Le rapport de la Banque Mondiale intitulé " Global Economic Prospects and the Developing Countries" examine l'évolution de structure entre 1971, 1981 et 1991 des flux financiers destinés au Tiers Monde. Ces données synthétiques remettent en question nos idees reçues et nous encouragent à pratiquer comme d'autres une ingénierie financiere moins dépendante des procédures gouvernementales classiques .
I- ON NE FINANCE PLUS LE TIERS-MONDE ?
Ce n'est pas exact. Pour l'ensemble des pays en développement, les transferts nets (apres déduction des paiements d'intérêts et transferts de bénéfices), largement positifs entre 1971 et 1985, légerement négatifs de 1986 à 1988, ont repris leur cours excédentaire depuis 1989.
L' Asie du Sud, les pays arabes et l'Afrique subsaharienne sont constamment positifs avec, pour l'Afrique, un pourcentage moyen supérieur à 7% du PNB. L'Asie Orientale et l'Europe de l'Est, déficitaires dans la deuxieme moitié des années 80, redeviennent positifs apres 1989. L'Amérique latine, fortement négative depuis 1981, améliore sa position à partir de 1990 et s'approche de l'équilibre quand s'amorce nettement une politique d'ouverture et de réformes structurelles.

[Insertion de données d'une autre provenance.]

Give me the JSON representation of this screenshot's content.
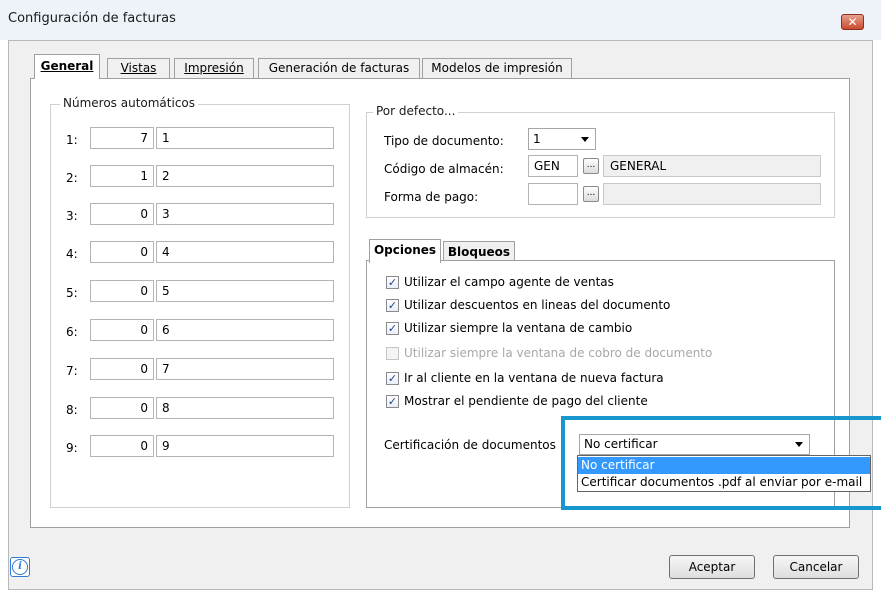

Cette reprise de confiance dans la solvabilité du monde en développement s'explique aussi par les perspectives de croissance de 1992 à 2002. Alors que les pays du G7 se contenteront d'une croissance moyenne de 2 à 2,7%, l'ensemble du Tiers Monde devrait atteindre 4,7 % grâce aux réformes introduites récemment. L'Asie Orientale devrait croître de 7,3%: la zone économique chinoise connaîtrait un taux de 9,8%. En 2002, le produit national chinois dépasserait de beaucoup celui de l'Allemagne ou du Japon et s'approcherait du niveau américain, et cela même si on continue de l'évaluer aux prix mondiaux et non pas rapportÆ aux prix intérieurs chinois convertis en dollars.
Les projections de la Banque Mondiale évaluent à 5,3% la croissance moyenne de l'Asie du Sud pendant cette période, à 4,5% celle des pays arabes et du Moyen-Orient, 3,7 celle de l'Afrique subsaharienne, 2,1 celle de l'Europe Centrale et Orientale et l'ancienne Union Soviétique.
II-LES BANQUES COMMERCIALES ONT UN ROLE PREDOMINANT ?
C'était vrai en 1971 quand les crédits bancaires représentaient 35,7% des flux financiers. A fortiori avec 46,1% en 1981, à la veille de la crise de remboursement, quand les banques attirées par des marges élevées, rivalisaient dans l'offre de lignes de crédits aux pays les plus risqués. La désillusion a été rude, comme le prouve la chute à 17,4% de la part des banques dans les flux de financement pour 1991.
La structure des financements classés par preneurs de risques évolue ainsi:
1971 1981 1991
Milliards $ 19,5 156,9 205,3 Portefeuilles privés: (1,2%) (1,3%) (8,5%)
Actions 0 0,1 3,7
Obligations 1,2 1,2 4,8
Entreprises: (23,1%) (19,3%) (28,8%)
Investissement direct 12,3 8,3 16,5
Crédit fournisseur 10,8 11 12,3
Banques: 35,7 46,1 17,4
Crédits publics et dons: (39,9%) (33,3%) (45,3%)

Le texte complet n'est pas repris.